Upon his retirement, Minnesota Governor Rudy Perpich proclaimed April 16, 1988, his retirement day, as Major General James G. Sieben Day. Sieben's hometown, Hastings, also named a main road—General Sieben Drive—in recognition of him.

==Awards and decorations==
Sieben's awards and decorations the Silver Star with Oak Leaf Cluster (to denote second award), Bronze Star, Purple Heart, Meritorious Service Medal, Combat Infantryman Badge, Good Conduct Medal, American Campaign Medal, European-African-Middle Eastern Campaign Medal, World War II Victory Medal, Army of Occupation Medal (Germany), National Defense Service Medal, Armed Forces Reserve Medal, Army Reserve Components Achievement Medal, the Norwegian Order of St. Olaf, the Swedish Distinguished Service Medal, as well as the Minnesota Distinguished Service Medal, the Minnesota Medal for Merit, and the Minnesota Commendation Medal.

==Education==
Sieben's education included three years at the University of Minnesota and one year at Stanford University. He was also a graduate of the US Army Command and General Staff College. Sieben also completed professional training courses including Combat Intelligence Staff Officer Course, Air-Ground Operations Course, Infantry Officer Career Course, Civil Disturbance Senior Officer Orientation Course, Industrial College of the Armed Forces and National Security Management, and Brigade Staff Officer Course.

==Dates of promotion==

Dates of Rank
| Insignia | Rank | Date |
|---|---|---|
|  | COL | June 30, 1971 |
|  | BG | September 18, 1975 |
|  | MG | September 21, 1977 |

==Personal life==
Sieben was born in Hastings, Minnesota to a family active in government and politics: his father, Harry, was a mayor of Hastings, as was his grandfather, J. George. His mother, Irene, was a delegate to the Democratic National Convention in 1948. Sieben's older brother Harry Sieben Sr., twice ran for the US Congress and served as a presidential appointee of US President John F. Kennedy.

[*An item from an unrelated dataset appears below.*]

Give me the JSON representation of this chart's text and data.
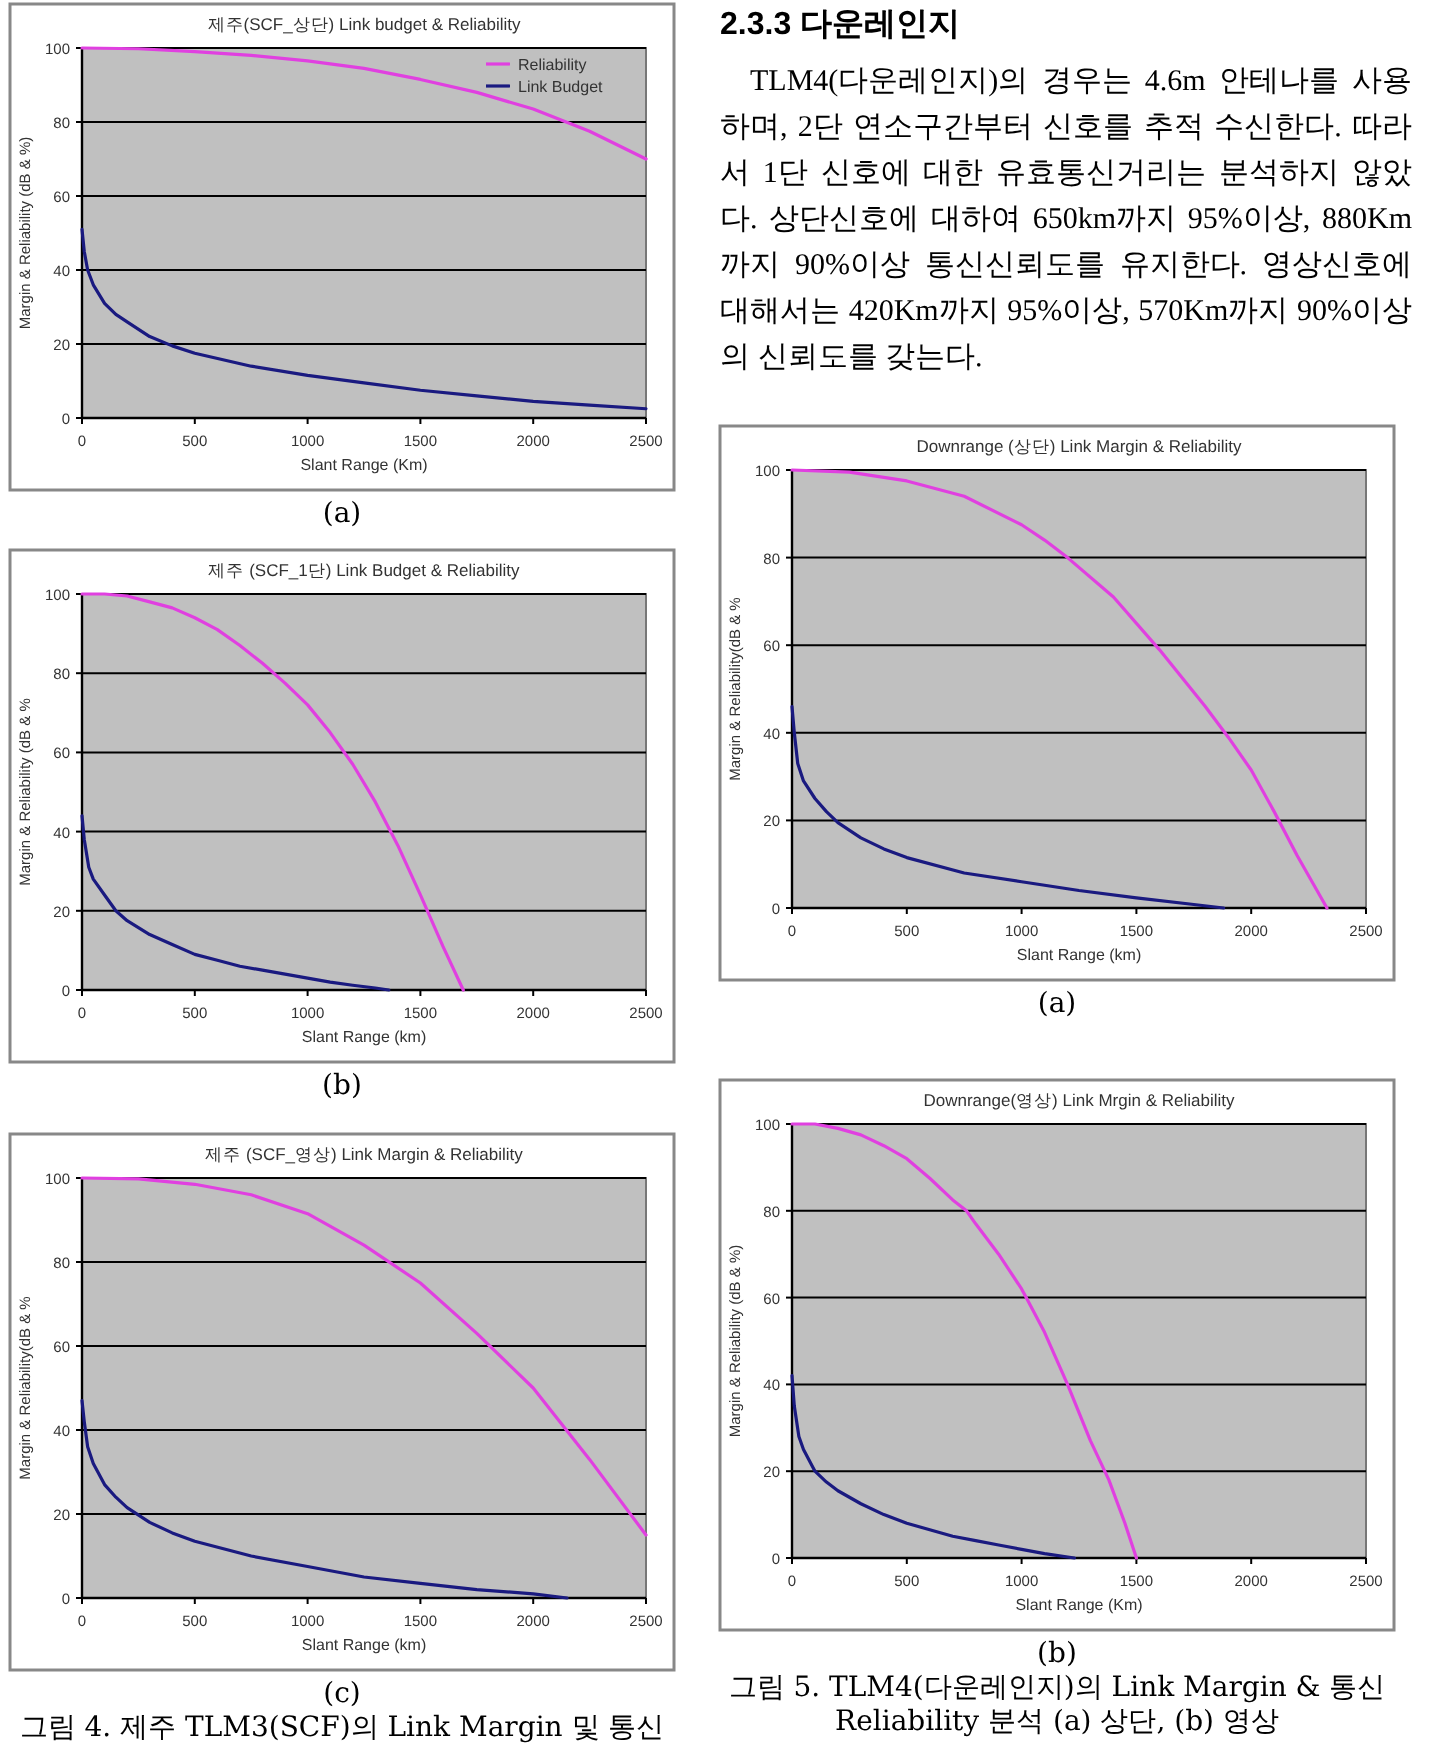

Sieben was uncle of Speaker of the Minnesota House of Representatives Harry A. Sieben, who also served as acting Adjutant General of the Minnesota National Guard during 2003, and Representative Mike Sieben, and great uncle of Katie Sieben, who served as a member of the Minnesota Senate.

General Sieben himself said, "I wouldn't care to run for anything. I found my niche in the military."

Sieben was married to his wife, Charlotte, and had three children, sons James and Terrance, and daughter Lisa.

Diagnosed with cancer, Sieben died at the St. Joseph Hospice in Saint Paul, Minnesota.